Effektives Preismanagement in der Zeitarbeit: Tipps von Jochen Garbers

Es ist ein weitverbreitetes Missverständnis, dass Preise in der Zeitarbeit kalkuliert werden. Exakt kalkulieren lassen sich Kosten, nicht aber Preise. Damit Kosten zu Preisen werden, muss noch ein anderes wichtiges Element bestimmt werden, die Gewinnmarge.

So weit, so banal. Wir können die Definitionen jedoch nutzen, um die besonderen Anforderungen in der Zeitarbeit besser zu beschreiben.

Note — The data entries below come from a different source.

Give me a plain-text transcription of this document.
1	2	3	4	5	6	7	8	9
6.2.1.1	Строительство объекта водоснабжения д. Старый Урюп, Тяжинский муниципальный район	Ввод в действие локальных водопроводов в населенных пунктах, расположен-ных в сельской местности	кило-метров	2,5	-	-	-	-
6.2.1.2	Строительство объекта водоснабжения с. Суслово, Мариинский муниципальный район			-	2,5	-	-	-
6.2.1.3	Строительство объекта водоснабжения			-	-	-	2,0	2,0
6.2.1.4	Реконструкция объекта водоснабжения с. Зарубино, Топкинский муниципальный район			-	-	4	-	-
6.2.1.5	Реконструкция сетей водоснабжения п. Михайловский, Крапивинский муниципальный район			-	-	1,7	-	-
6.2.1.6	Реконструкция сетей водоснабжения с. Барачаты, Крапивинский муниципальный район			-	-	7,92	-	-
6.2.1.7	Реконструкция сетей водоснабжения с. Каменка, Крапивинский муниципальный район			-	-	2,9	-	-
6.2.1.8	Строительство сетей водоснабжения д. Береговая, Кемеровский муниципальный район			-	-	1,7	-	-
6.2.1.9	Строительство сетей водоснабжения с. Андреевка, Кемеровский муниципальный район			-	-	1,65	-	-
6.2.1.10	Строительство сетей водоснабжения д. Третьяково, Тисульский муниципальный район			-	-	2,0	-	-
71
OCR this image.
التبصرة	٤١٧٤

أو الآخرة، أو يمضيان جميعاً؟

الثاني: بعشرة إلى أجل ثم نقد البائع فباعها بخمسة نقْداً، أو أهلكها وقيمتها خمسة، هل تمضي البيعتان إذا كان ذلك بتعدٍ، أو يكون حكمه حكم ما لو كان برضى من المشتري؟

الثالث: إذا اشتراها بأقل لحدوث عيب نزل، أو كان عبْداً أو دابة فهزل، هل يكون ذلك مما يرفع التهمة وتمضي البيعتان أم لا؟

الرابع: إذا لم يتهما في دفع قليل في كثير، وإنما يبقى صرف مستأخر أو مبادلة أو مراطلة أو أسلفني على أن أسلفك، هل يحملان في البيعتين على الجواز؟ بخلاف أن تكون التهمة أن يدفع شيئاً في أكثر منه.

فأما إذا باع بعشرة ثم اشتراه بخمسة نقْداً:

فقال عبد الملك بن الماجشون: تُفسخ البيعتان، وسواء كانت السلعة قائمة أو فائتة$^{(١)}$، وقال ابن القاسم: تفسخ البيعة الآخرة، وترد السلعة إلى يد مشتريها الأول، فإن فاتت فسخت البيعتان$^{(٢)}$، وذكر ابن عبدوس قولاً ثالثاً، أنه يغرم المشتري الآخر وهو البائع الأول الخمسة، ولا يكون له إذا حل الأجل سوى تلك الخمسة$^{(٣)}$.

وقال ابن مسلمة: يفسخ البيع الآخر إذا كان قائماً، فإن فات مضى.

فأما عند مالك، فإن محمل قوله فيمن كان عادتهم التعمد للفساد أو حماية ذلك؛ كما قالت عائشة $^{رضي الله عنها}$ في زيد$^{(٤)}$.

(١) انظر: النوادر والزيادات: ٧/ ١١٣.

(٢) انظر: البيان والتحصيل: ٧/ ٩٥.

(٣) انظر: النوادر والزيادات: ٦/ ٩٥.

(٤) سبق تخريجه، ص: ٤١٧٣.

Die erste Besonderheit besteht darin, dass sich die Kosten von Auftrag zu Auftrag unterscheiden. Daher gehört eine solide Kostenkalkulation tatsächlich unverzichtbar zur Preisfestsetzung in der Zeitarbeit. Sie ist die Grundlage, die „Pflicht“. Die Bestimmung der Gewinnmarge ist dann die „Kür“. Die Aufgabe besteht darin, eine passende Gewinnmarge zu bestimmen, die einerseits marktgerecht ist und anderseits aus Unternehmersicht passt. Wie wir sehen werden, hapert es bei beiden Aspekten erheblich.

In der Zeitarbeit kommt es auf Cent-Beträge an

Machen wir uns zunächst klar, wie wichtig es ist, Kostenkalkulation und Gewinnmargenbestimmung höchste Aufmerksamkeit zu schenken.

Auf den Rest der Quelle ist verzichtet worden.